Kwang-Soo Kim, PhD

Dr. Kim’s Molecular Neurobiology Laboratory, founded in 1998, studies the biology of brain cells that rely on the chemical dopamine to communicate. Major brain disorders such as PD, ADHD, and schizophrenia are related to abnormalities affecting these cells.

Dr. Kim and his group work to identify defective components from these cells—like the orphan nuclear receptor Nurr1, critical for dopamine neurons and inflammation—to understand and reverse the damage. This transcription factor appears to be key to the loss of A9 subtype dopamine neurons of the substantia nigra in PD.

Nurr1 represents a potential drug target for associated human disorders, so the lab is exploring promising drug candidates targeting Nurr1 that could slow PD progression in a mechanism-based and neuroprotective manner. Although Nurr1 is a ligand-independent nuclear receptor, Dr. Kim hypothesizes it may have endogenous ligand(s) and is pursuing identification and characterization of potential endogenous ligand(s).

In addition, Dr. Kim’s lab pioneered the development of safe, patient-specific stem cells using a new technique—a promising breakthrough for treating and studying human diseases. Cell replacement therapies require clinically safe stem cells to generate many (possibly all) cell types. Most iPSCs have been derived using viral vectors and are not ideal for studying or treating human diseases. The lab pioneered the generation of safe human iPSCs via direct delivery of reprogramming proteins.

More recently, Dr. Kim’s lab identified novel mechanisms underlying the reprogramming process through metabolic reprogramming during human-induced pluripotency, enabling more efficient and safer methods to generate biomedically and clinically ideal iPSCs. The lab continues to refine in vitro differentiation of iPSCs into functional midbrain dopaminergic (mDA) neurons and optimize critical transplantation parameters, providing tools for disease modeling and personalized cell therapy.

These innovations culminated in a landmark achievement: the first treatment of a PD patient in 2017 using mDA progenitors derived from the patient’s own fibroblasts and iPSCs.
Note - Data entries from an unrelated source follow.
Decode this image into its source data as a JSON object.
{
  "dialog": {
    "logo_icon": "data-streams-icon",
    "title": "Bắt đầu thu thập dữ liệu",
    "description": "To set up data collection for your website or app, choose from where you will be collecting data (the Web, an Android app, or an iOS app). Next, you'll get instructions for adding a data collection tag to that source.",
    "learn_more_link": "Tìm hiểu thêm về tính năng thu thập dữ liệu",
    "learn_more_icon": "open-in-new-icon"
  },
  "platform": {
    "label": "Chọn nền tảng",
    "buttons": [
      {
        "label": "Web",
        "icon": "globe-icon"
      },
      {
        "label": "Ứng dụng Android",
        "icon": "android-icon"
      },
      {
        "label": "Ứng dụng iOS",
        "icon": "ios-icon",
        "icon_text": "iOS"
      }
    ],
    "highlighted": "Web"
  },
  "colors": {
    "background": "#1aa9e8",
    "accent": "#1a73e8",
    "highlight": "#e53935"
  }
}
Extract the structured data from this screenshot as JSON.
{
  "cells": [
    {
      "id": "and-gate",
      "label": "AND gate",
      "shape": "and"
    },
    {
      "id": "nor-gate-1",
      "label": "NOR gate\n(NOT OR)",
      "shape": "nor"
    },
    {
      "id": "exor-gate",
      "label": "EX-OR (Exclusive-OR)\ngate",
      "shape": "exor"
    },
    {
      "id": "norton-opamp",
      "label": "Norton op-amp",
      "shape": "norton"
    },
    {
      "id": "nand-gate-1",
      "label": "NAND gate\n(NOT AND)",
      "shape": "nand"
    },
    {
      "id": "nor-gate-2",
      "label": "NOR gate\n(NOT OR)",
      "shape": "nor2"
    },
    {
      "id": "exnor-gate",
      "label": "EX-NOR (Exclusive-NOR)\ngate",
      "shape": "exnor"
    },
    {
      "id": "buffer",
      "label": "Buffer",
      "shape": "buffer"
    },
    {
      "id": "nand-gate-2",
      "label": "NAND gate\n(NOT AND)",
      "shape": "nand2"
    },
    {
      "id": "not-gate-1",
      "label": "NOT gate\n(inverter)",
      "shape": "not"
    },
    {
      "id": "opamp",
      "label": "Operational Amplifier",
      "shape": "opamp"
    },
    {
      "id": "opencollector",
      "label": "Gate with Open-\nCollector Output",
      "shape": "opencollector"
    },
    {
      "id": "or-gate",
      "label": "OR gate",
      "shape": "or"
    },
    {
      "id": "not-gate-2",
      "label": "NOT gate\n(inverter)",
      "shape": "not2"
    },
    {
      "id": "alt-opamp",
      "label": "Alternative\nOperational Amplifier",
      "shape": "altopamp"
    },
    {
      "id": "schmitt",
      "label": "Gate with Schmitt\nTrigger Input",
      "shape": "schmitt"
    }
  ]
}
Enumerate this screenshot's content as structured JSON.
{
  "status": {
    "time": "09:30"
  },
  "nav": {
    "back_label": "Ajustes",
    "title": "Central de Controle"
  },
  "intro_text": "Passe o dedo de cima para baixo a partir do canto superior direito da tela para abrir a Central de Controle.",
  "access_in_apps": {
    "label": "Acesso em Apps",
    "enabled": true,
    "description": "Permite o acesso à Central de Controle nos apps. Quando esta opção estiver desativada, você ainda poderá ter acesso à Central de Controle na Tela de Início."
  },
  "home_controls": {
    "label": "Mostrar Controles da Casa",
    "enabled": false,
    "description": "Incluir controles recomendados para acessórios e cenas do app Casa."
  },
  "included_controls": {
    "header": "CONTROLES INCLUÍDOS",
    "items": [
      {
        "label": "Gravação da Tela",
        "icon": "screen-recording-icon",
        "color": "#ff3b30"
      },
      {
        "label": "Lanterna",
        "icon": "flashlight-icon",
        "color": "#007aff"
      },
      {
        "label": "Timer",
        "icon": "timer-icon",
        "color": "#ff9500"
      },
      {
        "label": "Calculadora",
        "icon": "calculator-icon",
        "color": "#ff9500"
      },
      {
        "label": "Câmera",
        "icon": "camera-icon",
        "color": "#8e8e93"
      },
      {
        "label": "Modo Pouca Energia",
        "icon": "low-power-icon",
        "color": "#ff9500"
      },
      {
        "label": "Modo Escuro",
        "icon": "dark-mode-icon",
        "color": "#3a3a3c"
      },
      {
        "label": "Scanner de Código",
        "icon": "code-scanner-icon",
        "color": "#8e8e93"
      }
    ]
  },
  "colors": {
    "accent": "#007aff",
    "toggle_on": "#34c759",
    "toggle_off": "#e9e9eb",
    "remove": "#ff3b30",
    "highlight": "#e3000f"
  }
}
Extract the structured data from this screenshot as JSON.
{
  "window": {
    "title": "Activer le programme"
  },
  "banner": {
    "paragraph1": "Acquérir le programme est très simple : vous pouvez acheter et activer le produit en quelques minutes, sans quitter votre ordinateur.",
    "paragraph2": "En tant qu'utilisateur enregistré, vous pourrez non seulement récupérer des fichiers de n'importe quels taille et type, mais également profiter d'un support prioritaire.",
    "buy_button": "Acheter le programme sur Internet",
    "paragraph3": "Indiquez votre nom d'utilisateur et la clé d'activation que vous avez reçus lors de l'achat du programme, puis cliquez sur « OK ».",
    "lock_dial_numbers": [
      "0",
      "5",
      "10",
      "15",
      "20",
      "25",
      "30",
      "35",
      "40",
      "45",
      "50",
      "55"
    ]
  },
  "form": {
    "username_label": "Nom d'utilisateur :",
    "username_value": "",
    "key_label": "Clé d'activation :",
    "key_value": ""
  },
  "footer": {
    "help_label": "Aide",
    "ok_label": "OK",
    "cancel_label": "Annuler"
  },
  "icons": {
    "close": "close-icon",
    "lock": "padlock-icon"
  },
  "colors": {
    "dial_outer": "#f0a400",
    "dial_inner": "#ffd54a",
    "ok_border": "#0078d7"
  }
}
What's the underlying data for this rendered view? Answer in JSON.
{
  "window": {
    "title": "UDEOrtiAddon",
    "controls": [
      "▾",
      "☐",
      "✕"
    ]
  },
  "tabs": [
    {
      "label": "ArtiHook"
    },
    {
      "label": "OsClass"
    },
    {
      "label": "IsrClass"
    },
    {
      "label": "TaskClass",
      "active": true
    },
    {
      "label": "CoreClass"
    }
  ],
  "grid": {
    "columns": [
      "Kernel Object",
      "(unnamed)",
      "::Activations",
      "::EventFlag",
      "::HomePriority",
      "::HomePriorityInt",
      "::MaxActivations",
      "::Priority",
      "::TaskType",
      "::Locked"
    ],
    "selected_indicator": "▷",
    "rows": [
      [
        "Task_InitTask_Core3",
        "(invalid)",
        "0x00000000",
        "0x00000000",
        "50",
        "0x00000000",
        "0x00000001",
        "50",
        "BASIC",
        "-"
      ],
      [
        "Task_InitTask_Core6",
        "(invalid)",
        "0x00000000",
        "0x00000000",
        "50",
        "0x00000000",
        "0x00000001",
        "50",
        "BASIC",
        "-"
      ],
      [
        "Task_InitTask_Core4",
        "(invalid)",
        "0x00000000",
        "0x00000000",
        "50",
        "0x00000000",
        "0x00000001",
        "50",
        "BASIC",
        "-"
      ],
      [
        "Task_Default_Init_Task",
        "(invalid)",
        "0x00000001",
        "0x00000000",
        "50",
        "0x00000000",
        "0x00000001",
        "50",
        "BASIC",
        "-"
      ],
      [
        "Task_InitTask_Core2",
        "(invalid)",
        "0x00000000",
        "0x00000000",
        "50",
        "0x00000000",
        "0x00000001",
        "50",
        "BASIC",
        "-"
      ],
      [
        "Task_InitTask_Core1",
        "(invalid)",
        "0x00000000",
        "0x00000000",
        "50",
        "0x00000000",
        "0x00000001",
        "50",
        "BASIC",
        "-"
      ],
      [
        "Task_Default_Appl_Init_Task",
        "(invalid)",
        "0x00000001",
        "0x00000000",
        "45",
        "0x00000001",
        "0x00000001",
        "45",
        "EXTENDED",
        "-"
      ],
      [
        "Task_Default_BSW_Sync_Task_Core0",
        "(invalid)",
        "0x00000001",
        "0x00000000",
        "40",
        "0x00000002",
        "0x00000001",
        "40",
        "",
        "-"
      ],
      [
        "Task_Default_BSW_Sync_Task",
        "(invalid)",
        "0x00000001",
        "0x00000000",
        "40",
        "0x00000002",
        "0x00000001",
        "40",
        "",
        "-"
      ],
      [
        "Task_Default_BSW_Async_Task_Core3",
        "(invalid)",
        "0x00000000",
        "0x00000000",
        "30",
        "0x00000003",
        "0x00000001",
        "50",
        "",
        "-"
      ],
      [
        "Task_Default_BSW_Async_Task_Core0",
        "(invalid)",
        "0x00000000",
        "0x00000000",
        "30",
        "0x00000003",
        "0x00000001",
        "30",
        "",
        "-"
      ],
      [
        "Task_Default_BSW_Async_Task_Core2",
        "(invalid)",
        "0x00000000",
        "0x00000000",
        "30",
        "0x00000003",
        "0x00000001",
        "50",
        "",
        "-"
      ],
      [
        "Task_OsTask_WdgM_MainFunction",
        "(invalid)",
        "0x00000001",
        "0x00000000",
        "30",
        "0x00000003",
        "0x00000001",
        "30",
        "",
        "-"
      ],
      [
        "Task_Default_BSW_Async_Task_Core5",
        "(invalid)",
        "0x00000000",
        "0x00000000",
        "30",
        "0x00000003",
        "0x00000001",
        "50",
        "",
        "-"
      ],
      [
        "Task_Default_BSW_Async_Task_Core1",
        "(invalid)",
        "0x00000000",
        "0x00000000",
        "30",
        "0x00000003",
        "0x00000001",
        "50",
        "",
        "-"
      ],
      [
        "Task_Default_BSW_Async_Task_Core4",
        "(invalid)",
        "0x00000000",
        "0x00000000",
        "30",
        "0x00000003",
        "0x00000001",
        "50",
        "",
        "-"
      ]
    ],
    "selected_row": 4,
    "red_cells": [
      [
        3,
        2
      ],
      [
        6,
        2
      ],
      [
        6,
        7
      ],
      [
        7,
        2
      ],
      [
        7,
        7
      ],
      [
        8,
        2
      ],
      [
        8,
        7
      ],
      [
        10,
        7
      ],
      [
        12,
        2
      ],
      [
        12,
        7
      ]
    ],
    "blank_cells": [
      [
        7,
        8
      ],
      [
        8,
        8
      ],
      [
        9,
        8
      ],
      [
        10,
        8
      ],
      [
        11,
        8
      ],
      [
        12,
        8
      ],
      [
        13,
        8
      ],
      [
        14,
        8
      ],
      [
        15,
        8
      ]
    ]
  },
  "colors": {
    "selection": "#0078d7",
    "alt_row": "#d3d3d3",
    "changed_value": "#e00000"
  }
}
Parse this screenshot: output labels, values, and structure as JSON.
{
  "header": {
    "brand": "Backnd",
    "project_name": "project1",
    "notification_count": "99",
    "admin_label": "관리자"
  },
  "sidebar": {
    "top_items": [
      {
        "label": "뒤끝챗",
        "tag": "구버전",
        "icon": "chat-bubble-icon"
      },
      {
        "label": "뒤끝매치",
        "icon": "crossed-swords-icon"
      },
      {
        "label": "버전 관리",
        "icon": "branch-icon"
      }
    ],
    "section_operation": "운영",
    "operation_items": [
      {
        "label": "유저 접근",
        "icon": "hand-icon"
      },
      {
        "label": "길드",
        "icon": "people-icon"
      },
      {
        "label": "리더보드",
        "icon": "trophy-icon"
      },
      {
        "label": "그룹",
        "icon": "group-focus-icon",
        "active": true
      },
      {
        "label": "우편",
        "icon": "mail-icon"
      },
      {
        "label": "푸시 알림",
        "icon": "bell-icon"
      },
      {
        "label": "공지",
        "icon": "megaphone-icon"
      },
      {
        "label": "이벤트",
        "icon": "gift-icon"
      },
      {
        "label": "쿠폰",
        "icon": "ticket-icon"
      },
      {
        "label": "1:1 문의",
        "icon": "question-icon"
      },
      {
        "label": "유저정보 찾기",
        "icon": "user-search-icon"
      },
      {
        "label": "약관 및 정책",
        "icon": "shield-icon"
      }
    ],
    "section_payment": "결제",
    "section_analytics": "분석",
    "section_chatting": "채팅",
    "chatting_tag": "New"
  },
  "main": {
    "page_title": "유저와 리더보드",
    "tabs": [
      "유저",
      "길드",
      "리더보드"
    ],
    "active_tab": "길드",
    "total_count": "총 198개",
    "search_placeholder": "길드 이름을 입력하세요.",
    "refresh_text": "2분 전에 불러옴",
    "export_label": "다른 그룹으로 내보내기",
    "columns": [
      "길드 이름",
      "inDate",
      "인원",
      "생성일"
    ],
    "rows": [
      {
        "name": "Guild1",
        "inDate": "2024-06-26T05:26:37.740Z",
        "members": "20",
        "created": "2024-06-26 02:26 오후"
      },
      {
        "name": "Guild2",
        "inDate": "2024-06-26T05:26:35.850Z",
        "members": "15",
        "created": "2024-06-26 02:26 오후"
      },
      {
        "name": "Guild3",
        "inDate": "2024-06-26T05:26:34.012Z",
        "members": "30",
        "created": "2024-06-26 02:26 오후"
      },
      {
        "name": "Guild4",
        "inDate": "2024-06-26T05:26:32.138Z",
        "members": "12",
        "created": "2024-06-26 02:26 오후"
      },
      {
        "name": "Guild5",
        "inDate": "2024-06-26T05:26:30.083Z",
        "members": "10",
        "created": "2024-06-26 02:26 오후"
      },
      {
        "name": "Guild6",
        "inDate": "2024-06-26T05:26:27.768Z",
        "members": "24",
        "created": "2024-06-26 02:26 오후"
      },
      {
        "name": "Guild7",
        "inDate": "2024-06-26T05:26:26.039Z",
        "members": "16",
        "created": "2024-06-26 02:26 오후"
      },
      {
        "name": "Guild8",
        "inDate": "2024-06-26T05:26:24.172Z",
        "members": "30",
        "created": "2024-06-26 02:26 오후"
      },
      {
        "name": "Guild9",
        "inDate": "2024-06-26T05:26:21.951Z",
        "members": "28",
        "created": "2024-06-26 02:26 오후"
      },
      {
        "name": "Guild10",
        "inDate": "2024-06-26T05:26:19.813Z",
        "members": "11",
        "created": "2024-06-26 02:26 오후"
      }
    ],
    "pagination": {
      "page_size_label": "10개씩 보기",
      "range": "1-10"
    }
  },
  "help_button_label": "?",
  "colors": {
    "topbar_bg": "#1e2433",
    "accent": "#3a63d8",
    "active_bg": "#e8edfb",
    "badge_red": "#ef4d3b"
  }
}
In 2023, the lab’s Investigational New Drug (IND) application for personalized cell therapy targeting PD received approval from the U.S. Food and Drug Administration (FDA). The team is now partnering with researchers at Massachusetts General Hospital (MGH) to initiate a first-in-human clinical trial—marking a pivotal step toward realizing personalized regenerative therapies for neurodegenerative disease.

Building on transcriptional mechanisms in midbrain dopamine neurons, Dr. Kim’s lab also develops novel, neuroprotective therapeutics for PD and related disorders. Ongoing research explores how inflammation pathways contribute to neurodegeneration and other conditions such as autism.

The lab identified Nurr1 as a key transcriptional repressor of neurotoxic cytokine production, and small molecules enhancing Nurr1 function have been shown to suppress neuroinflammation—highlighting potential treatments for inflammation-related diseases both in and outside the brain.